El silencio de los inocentes
La internet es una herramienta inestimable para el trabajo cotidiano de los editores. Facilita la comunicación con autores y dictaminadores; pero también multiplica, al mismo tiempo, los silencios entre ellos. En efecto, por razones distintas -por ejemplo, una carga excesiva de trabajo o el mero desinterés-, cada uno de ellos puede decidir reaccionar a la contraparte con un sonoro silencio.3 Los días, semanas y meses pasan y no se recibe respuesta a la “amable solicitud” de evaluar un artículo para la revista. En el penoso caso de que Ego y Alter se encuentren en persona o se comuniquen por teléfono, el segundo siempre puede alegar que “no recibió el correo” -fatalidad ante la cual, para guardar las formas, simplemente se hace como si se creyera al interlocutor, porque uno nunca sabe si en el futuro se requerirá de una “nueva colaboración”-. Los investigadores, que en su rol de autores son tan solícitos y comunicativos, en su papel de evaluadores pueden volverse huraños y hasta llegar al mutismo. El resultado es la pérdida de tiempo, de por sí escaso, en un sentido muy real: lo que queda no es sino volver a buscar otro dictaminador con la esperanza de que acepte arbitrar el trabajo en cuestión, cuyo autor desespera, entre tanto, por no tener noticias del editor, quien, a su vez, también debe dominar, con diplomacia, el arte de hacer mutis. Esta falta de reciprocidad entre muchos de los miembros de la “comunidad científica” produce retrasos en la publicación de la revista. Entre los autores, cuyos trabajos se encuentran por esta razón, sin que ellos lo sepan, en “modo de stand by”, se alimenta la sospecha de que esa publicación tan “prestigiosa”, después de todo, no es tan seria.
Otros de los devoradores del escaso tiempo editorial son, sin duda, los autores cuyos trabajos han sido aceptados, programados e, incluso, anunciados para el siguiente número, pero que retrasan la entrega de su colaboración y, con ello, la posibilidad de que el número en su conjunto se imprima.
¿El Conacyt como enemigo de la edición científica de calidad?

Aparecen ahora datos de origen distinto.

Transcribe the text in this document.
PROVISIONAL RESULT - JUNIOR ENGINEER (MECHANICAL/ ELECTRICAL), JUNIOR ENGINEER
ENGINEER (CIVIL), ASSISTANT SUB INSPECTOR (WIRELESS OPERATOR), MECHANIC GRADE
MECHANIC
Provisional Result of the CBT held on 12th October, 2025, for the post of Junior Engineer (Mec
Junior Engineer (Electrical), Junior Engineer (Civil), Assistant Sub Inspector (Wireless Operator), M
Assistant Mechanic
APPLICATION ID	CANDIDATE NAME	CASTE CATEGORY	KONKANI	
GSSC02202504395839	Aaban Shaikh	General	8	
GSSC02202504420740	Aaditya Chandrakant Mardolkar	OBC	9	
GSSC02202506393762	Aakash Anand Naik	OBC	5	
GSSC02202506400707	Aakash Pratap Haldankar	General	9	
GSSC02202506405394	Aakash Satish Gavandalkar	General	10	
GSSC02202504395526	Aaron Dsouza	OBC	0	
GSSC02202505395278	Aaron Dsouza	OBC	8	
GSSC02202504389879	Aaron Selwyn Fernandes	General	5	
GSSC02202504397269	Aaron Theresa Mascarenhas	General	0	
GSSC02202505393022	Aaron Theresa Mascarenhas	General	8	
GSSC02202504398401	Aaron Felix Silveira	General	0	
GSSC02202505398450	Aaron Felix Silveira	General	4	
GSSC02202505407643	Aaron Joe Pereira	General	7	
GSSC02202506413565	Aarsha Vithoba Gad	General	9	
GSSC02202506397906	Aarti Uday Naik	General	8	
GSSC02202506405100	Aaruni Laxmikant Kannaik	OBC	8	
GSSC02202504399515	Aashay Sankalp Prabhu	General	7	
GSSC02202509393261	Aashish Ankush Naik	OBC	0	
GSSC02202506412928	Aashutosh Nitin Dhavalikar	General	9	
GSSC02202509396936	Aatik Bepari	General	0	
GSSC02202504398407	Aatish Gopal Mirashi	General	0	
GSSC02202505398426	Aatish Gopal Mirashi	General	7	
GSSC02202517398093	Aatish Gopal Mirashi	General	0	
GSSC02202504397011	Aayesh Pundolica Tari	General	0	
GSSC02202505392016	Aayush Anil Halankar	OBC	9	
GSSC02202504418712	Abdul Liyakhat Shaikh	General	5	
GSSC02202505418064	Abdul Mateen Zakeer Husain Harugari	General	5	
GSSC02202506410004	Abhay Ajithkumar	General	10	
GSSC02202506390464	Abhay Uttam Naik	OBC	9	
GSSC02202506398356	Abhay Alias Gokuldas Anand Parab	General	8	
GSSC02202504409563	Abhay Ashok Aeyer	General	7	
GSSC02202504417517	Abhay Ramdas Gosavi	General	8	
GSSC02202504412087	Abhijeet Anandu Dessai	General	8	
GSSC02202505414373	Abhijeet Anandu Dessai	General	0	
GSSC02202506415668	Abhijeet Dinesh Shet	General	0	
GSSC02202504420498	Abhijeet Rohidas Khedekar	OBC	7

En la edición de las revistas especializadas el tiempo se ha acelerado, como ya mencioné, por la introducción del uso de internet. El tiempo se vuelve también más escaso. Su escasez está condicionada por dos factores. El primero es tradicional y conocido: las revistas son publicaciones periódicas, cuyos plazos de edición hay que cumplir por respeto a los autores y al público lector -respeto que con frecuencia no se garantiza-. El segundo factor tiene que ver con el Conacyt. De manera semejante a la situación de los profesores-investigadores en relación con el SNI, las revistas se enfrentan a la disyuntiva de pertenecer o no, de unos años a la fecha, al “padrón de excelencia de revistas científicas del Conacyt”. Para las instituciones editoras de las publicaciones es una cuestión de prestigio que sus revistas estén en este padrón; para las revistas mismas, es un asunto, incluso, de sobrevivencia editorial. Y esto es así no necesariamente porque dependan del presupuesto anual de 100 mil pesos que otorga el Conacyt a las revistas integrantes de su padrón -cantidad, a todas luces, insuficiente para cubrir los gastos de producción de la revista: pago de los honorarios de la secretaria, el corrector de estilo, los traductores y los servicios de impresión y distribución-. Para las grandes instituciones universitarias, como la UNAM o la UAM, esta aportación es simbólica. Aun sin contar con ella, podrían financiar perfectamente la publicación de sus revistas -no es el caso, hay que decirlo, de muchas revistas editadas por universidades públicas estatales, que sí requieren tal monto de dinero para existir como tales-. La sobrevivencia a la que me refiero con la pertenencia o no al “padrón” se vincula con el hecho de que, para los integrantes del SNI, sólo es atractivo, en términos de su permanencia en el sistema, publicar en revistas “indexadas” al menos en este padrón. Para el autor es todavía mejor publicar en el extranjero, en particular en Estados Unidos y Europa, ya que Conacyt supone -no siempre de manera equivocada- que estas revistas tienen más prestigio y son más rigurosas en la selección que sus contrapartes nacionales (¡incluyendo a las revistas de su propio listado!). En consecuencia, las revistas deben racionalizar sus esfuerzos para mantenerse en dicho padrón y ser consideradas por los autores como espacios deseables para publicar sus trabajos.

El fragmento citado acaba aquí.